As a key enabler of this 2020 Ambition, the Group has implemented a new organization as of January 1st 2017. The Group is now organized into five business units in order to better meet with customer expectations, to be better positioned to seize new business growth opportunities and to be more efficient against its competition.

These five business units are:

  • Cars, where the objective is to reinforce the Group’s strong #1 position in Europe in a market estimated to be worth around €10 billion.
  • Vans & Trucks, where the objective is to become a European leader in a market estimated to be worth around €2.4 billion and where the Group’s current market is only around 9%.
  • Low Cost, where the Group’s objective is also to become a European leader, in a market estimated to be worth around €1.4 billion and where the Group only has a 6% market share.
  • New Mobility Services, where the Group aims to address new usages and strategically prepare for the future by building on its leadership in the new mobility solutions market.
  • International Coverage, where the ambition is to continue to expand the Group’s services globally.  


Post-Closing Events

On January 12th 2017, the Europcar Group signed a worldwide commercial partnership with Shouqi Car Rental, a leading car rental company in China.
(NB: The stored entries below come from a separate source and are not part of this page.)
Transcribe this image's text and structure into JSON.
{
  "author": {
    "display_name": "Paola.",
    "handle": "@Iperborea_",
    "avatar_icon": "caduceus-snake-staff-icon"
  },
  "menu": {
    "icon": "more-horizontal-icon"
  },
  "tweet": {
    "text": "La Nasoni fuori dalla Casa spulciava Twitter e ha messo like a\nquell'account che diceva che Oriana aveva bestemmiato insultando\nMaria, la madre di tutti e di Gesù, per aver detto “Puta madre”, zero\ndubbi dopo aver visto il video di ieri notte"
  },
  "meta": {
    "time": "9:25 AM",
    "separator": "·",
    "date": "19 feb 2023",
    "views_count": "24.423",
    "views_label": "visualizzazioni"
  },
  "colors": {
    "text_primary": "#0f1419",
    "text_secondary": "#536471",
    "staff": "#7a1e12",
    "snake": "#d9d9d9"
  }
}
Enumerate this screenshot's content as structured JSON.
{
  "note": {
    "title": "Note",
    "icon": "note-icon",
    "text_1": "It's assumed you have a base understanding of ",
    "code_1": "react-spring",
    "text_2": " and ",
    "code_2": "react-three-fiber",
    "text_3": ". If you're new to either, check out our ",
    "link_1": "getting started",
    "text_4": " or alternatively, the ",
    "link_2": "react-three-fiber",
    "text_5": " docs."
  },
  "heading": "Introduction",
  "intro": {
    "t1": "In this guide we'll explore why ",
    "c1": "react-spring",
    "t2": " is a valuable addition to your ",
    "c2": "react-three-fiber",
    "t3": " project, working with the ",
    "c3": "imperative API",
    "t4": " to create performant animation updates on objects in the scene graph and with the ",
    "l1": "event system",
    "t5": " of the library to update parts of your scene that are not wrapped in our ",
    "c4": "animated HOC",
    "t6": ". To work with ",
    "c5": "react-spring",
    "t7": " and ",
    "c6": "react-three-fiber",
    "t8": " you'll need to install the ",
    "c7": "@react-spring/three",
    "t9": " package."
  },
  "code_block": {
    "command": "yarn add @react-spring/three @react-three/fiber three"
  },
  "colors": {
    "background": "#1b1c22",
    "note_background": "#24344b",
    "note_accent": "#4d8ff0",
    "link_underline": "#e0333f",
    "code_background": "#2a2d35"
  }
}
This adds another fundamental brick in the Group’s global footprint in a key market with high potential. 

On February 17th 2017, Europcar Group made the acquisition of the remaining 25% minority stake in Ubeeqo which was held by the company’s founders. As a result, Europcar Group now owns a 100% of Ubeeqo.

On February 27th, the French Antitrust Authority announced the dismissal of its case against the French car rental industry. This decision has no impact on the 2016 full year results.
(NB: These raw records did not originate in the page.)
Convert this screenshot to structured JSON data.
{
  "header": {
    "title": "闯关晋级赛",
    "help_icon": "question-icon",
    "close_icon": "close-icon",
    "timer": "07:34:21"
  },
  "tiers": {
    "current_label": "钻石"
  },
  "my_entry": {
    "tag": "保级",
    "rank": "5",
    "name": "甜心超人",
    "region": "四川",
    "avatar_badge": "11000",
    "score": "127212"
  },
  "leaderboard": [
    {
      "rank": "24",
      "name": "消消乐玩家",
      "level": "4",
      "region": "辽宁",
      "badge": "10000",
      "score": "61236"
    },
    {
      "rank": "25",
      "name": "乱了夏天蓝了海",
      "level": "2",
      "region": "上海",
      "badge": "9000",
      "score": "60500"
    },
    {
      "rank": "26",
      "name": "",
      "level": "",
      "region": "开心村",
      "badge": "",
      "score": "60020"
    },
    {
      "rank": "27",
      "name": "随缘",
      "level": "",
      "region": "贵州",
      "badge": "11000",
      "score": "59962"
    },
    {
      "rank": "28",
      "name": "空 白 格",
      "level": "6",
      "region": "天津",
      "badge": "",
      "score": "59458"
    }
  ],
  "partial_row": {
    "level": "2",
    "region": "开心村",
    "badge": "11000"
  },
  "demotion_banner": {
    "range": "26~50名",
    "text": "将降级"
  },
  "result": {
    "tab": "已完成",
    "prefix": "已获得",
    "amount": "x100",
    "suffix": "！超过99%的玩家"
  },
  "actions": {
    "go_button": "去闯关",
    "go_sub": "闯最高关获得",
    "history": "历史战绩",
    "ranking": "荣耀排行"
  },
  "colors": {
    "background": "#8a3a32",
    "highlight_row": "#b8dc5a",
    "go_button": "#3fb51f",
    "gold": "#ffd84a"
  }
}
[1] Adjusted Corporate EBITDA is defined as current operating income before depreciation and amortization not related to the fleet, and after deduction of the interest expense on certain liabilities related to rental fleet financing. This indicator includes in particular all the costs associated with the fleet. See “Reconciliation with IFRS” attached.

[2] The Operating Free Cash Flow conversion rate is defined as Adjusted Corporate Operating Free Cash Flow / Adjusted Corporate EBITDA expressed as a percentage.